Davacı vekili davada;16/05/2018 tarihli ibraname, …. İcra Müdürlüğü’nün … e. sayılı dosya, …. İcra Müdürlüğü’nün … e. sayılı dosya, 13.01.2018 tarihli tutanak, 16.06.2018 tarihli fatura, 27.06.2018 tarihli tahsil harcı makbuzu, 29/04/2010 tarihli Genel Kredi Sözleşmesi, 12/02/2013 tarihli Kredi Çerçeve Sözleşmesi, 18/05/2018 tarihli Hesap Kat İhtarnamesi, 08/02/2017 tarihli Kredi Çerçeve Sözleşmesi, keşif, bilirkişi İncelemesi, ticari defter kayıtları, yemin, tanık delillerine dayanmıştır.
Davalı vekili davada; …. İcra Müdürlüğü’nün … E. sayılı dosyası, …. İcra Müdürlüğü’nün … E. sayılı dosyası, ihtarname, 29.04.2010, 12.02.2013 ve 08.02.2017 tarihli kredi sözleşmeleri, Banka defter ve kayıtları, bilirkişi incelemesi delillerine dayanmıştır.
Davaya dayanak …. İcra Müdürlğünün … E. sayılı dosyasında; alacaklı … tarafından borçlular …Tic. Ltd. Şti.

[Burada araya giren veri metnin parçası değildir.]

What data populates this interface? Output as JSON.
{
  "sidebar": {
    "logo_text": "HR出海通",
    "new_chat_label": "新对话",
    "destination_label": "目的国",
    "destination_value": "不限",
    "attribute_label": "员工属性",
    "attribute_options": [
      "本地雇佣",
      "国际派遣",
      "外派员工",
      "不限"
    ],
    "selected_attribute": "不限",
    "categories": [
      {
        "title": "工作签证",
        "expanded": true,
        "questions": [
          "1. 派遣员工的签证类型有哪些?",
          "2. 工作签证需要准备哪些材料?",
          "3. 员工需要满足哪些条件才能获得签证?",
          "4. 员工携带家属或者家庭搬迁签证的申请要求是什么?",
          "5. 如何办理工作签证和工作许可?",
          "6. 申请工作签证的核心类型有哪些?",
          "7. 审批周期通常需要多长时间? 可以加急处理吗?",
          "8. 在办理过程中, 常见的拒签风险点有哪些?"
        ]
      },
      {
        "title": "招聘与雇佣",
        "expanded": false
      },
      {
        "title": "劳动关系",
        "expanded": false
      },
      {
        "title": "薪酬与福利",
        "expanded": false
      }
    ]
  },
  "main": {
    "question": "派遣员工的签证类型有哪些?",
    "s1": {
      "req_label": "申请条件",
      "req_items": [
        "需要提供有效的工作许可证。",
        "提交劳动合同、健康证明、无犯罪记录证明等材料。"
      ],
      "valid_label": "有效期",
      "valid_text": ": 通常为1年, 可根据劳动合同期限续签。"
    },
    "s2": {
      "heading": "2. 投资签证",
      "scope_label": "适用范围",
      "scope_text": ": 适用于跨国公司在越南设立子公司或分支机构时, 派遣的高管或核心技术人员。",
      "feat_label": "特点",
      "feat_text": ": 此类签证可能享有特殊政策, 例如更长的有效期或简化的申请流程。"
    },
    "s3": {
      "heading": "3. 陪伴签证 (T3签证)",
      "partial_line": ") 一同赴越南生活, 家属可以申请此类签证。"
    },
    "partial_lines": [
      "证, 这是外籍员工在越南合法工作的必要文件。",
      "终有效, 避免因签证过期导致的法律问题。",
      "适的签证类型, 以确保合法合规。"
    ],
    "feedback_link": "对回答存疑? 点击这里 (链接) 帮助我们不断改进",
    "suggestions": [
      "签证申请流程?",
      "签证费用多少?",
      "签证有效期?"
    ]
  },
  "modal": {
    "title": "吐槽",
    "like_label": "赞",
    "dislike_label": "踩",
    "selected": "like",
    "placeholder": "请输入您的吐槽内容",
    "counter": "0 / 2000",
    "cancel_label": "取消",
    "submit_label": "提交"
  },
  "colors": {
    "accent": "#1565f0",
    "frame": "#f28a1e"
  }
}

Ve … aleyhine 7.348,18 TL asıl alacak ve 2.389,26 TL faizi olmak üzere toplam 9.737,44 TL ….Noterliğinin 20.07.2017 tarih ve 14756 yevmiye nolu ihtarnamesine konu alacağın tahsili için 01.08.2017 tarihinde ilamsız genel haciz yoluyla takibe girişildiği anlaşılmaktadır.
Davaya dayanak …. İcra Müdürlüğünün … E. sayılı dosyasında; alacaklı … tarafından borçlular …Tic. Ltd. Şti., … ve … aleyhine 166.683,02-TL asıl alacak, 6.795,76-TL faizi, 339,79-TL BSMV’si ve 440,00-TL ihtar masrafı olmak üzere toplam 174.258,57 TL… ATM’nin … D.İş sayılı kararına dayanak alacağın tahsili için 24.07.2017 tarihinde ilamsız genel haciz yoluyla takibe girişildiği anlaşılmaktadır.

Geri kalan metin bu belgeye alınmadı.